Tentar entender a vida é uma das questões norteadoras da filosofia e compreender como lidar com ela é um desafio que vem desde o nascimento da filosofia entre os gregos, passa pelos romanos, como Sêneca,  estendendo-se até os dias de hoje. Assim, ao ler essa obra, percebe-se que a genialidade do filósofo está em mostrar que o caminho para compreender a vida, passa, em primeiro lugar, pelo entendimento de si mesmo. 

Do mesmo modo que seus escritos foram essenciais para grandes imperadores romanos tomarem decisões, eles também servem de aula para quem busca respostas às angústias do cotidiano contemporâneo. Dessa forma, o principal argumento dos seus livros é reforçado com a atemporalidade que as obras ganharam ao mostrar que, mesmo que em épocas separadas por milhares de anos, a essência do ser humano, continua a mesma. 

Para um senador romano (e para o homem que comeu pão e café pela manhã)

Em Sobre a brevidade da vida, Sêneca dedica a obra a Paulino, embora a identidade exata desse nome não seja certa, algumas fontes indicam que poderia se tratar de Pompeius Paulinus, sogro de Sêneca e senador romano.

A principal reflexão do livro diz respeito ao modo pelo qual o ser humano reclama da curta duração da vida  e, mesmo assim, a desperdiça. Gastar tempo com futilidades é algo abominado pelo filósofo, que afirma que toda nossa existência deve ter um propósito. Mas não se engane: Sêneca  não identifica essa meta apenas na realização do trabalho. 

A condição de todos os muito ocupados é infeliz, mas é mais infeliz a dos que sequer trabalham com suas próprias ocupações, que dormem um sono alheio, que caminham com os passos alheios, que não são livres nem nas coisas mais livres: amar e odiar. Se esses quiserem saber quão brevemente é a própria vida, deverão refletir sobre quanto delas pertencem a eles mesmos.

Página 72

Segundo o filósofo, aqueles que se dizem “sem tempo”, mas estão ocupados quase integralmente com negócios, ambições e a política, também desperdiçam sua vida. Ao roubar a consciência do presente com uma vida agitada, todas as ações tornam-se vãs e visam apenas acumular dinheiro para preencher-se de futilidades. Assim, o trabalho é entendido como uma função para agradar o outro e não para preencher a si mesmo, ou seja, é necessário dedicar a ele apenas uma parte da nossa existência. 
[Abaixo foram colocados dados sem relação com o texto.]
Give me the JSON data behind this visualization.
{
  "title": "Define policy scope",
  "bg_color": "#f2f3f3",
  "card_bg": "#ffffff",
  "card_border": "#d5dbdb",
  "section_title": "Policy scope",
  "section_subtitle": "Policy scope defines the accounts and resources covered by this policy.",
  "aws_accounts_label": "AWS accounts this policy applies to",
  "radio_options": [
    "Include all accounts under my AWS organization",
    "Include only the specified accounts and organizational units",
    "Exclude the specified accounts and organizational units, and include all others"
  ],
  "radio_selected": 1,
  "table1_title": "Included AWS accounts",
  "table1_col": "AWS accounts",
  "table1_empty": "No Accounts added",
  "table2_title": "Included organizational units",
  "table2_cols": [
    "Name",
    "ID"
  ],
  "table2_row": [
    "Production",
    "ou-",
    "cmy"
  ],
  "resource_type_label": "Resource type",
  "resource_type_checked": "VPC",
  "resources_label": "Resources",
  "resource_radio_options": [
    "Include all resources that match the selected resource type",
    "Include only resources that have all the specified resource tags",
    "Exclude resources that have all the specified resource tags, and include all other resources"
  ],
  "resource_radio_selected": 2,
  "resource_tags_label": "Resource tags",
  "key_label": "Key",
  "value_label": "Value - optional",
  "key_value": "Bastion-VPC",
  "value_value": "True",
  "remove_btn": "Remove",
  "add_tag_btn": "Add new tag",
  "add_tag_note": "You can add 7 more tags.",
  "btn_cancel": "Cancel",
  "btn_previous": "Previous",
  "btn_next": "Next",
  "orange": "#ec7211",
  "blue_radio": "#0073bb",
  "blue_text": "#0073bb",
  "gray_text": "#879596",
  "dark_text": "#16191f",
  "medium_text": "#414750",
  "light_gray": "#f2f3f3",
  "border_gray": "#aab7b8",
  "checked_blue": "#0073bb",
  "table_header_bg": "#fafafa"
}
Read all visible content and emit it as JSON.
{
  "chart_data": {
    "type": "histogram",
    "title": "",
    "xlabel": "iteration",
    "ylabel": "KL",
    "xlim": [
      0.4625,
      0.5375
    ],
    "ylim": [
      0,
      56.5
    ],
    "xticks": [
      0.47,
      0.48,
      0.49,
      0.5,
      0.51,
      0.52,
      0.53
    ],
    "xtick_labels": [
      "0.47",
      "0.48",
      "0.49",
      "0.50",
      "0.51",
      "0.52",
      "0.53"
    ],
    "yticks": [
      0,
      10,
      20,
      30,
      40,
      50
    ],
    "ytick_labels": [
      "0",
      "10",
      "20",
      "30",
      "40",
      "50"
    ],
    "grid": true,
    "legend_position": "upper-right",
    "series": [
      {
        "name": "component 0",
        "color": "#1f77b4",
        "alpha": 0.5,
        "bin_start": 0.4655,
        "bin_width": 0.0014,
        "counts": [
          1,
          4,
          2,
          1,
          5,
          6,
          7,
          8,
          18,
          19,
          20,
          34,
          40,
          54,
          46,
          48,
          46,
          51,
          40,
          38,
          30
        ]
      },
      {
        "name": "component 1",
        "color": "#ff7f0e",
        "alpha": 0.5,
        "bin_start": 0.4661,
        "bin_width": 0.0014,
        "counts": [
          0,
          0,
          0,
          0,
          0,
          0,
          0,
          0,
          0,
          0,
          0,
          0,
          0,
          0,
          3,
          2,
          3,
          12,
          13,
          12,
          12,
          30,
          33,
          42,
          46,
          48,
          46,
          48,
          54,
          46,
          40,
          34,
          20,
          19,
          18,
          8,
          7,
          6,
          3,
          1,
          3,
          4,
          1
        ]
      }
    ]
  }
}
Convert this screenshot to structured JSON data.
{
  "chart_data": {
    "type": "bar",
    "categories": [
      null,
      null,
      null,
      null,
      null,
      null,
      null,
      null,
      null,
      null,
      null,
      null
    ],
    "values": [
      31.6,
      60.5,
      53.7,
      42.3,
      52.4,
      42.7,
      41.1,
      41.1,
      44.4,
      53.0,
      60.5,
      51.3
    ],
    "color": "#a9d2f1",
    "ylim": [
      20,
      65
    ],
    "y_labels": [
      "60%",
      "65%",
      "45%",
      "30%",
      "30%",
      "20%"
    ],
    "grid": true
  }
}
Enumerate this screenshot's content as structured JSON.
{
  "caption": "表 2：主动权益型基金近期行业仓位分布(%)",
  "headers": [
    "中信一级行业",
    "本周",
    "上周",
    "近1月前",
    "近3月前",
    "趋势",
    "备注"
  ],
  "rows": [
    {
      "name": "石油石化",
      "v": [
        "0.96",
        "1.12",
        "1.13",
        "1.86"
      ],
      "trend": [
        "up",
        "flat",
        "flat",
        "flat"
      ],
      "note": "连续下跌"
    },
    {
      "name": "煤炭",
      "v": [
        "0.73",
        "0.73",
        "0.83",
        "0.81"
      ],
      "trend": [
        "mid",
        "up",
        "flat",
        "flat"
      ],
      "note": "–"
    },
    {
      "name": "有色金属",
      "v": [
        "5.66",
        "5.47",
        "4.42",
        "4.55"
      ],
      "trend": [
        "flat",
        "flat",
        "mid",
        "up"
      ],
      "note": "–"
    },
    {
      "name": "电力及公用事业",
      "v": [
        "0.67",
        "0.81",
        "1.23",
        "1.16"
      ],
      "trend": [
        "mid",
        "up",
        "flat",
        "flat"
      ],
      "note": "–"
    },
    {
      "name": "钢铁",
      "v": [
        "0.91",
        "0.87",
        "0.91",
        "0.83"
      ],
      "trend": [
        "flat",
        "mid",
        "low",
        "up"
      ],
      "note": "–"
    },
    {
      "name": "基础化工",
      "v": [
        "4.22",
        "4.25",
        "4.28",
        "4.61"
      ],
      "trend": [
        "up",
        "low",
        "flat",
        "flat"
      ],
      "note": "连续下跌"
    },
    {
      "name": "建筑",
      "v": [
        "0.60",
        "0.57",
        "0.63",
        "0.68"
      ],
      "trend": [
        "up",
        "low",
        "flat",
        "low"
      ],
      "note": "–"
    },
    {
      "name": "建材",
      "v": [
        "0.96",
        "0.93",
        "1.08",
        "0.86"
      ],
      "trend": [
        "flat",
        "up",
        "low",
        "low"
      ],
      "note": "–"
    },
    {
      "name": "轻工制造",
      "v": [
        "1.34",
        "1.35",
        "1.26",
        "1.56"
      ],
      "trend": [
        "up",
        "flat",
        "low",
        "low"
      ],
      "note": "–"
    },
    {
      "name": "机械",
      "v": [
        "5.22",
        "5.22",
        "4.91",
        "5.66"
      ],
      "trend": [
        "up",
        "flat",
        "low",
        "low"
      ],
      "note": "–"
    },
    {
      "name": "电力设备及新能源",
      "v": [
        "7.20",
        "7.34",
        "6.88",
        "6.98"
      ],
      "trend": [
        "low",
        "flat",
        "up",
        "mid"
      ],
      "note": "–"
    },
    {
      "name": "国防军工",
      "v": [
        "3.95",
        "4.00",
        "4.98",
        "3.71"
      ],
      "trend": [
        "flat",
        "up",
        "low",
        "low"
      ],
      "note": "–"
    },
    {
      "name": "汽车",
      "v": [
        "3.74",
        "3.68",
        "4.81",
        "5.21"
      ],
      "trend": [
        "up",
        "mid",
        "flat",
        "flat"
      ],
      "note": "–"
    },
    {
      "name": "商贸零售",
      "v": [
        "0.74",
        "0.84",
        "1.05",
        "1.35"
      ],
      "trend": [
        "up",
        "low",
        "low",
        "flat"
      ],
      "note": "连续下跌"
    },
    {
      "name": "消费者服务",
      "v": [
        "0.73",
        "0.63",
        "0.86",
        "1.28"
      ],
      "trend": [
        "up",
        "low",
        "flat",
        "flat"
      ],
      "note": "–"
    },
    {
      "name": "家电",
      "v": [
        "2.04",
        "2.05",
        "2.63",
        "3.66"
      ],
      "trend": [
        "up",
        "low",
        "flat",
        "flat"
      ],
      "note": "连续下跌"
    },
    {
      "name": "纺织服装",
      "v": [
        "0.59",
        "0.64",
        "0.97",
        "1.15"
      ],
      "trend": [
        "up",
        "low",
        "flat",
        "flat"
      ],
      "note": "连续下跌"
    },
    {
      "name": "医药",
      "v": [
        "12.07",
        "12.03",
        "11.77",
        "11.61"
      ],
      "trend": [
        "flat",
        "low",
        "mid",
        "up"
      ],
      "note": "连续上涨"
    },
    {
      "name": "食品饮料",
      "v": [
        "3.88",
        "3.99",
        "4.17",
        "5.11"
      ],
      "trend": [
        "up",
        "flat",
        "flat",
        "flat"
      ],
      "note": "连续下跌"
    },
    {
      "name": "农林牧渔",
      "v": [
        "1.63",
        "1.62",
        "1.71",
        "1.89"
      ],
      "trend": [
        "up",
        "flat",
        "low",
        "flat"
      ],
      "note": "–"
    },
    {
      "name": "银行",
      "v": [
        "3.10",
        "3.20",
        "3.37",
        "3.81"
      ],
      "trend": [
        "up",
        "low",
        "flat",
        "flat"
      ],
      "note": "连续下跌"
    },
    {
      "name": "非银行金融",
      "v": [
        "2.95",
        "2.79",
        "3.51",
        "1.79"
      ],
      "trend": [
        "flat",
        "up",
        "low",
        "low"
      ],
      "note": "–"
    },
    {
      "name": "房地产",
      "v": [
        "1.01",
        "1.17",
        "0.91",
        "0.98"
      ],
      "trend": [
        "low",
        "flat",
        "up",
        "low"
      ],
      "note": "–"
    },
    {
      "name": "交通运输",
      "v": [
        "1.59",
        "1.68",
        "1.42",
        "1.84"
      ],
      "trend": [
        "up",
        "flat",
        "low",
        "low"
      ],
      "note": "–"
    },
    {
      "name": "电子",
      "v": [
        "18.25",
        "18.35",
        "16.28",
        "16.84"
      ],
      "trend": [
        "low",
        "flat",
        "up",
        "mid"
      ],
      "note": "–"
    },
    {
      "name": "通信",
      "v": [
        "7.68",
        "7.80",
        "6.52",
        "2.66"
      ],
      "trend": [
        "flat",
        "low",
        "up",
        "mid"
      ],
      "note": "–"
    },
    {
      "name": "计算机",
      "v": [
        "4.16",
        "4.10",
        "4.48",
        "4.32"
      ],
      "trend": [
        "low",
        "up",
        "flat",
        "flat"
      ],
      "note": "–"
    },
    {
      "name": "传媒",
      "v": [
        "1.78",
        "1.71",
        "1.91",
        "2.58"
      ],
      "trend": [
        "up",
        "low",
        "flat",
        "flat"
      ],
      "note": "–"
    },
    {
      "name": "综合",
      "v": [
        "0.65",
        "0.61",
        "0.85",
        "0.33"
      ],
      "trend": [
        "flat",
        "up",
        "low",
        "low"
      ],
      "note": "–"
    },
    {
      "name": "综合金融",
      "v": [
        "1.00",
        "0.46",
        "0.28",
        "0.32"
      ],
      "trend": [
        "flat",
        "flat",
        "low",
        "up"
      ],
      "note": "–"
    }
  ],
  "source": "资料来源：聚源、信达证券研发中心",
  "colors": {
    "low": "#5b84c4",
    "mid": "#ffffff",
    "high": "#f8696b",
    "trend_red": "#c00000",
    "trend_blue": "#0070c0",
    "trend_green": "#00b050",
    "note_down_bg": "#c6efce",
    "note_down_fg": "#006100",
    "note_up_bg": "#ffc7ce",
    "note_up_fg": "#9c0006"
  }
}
Ao analisar essa lição sob a perspectiva atual, percebe-se sua importância em um cenário em que a exploração do trabalhador é incentivada e aceita em prol do crescimento profissional. Além disso, o discurso de meritocracia reforça a normalização de dedicar a vida exclusivamente ao trabalho. Esse sistema preza pelos esforços do próprio sujeito para a ascensão, tanto social, quanto profissional, ser alcançada. 

Cada vez mais defendida, a ideia de que, se um indivíduo não cresce na vida, a culpa é exclusivamente dele, tem disfarçado os outros problemas que levam os trabalhadores a viver em uma condição de subalternização. A recente tentativa de acabar com a escala 6×1 de trabalho também indica que essa lição de Sêneca é cada vez mais atual. O poder de escolha do sujeito que vive nessas condições torna-se limitado, e sua capacidade de aproveitar a brevidade da vida, menor ainda.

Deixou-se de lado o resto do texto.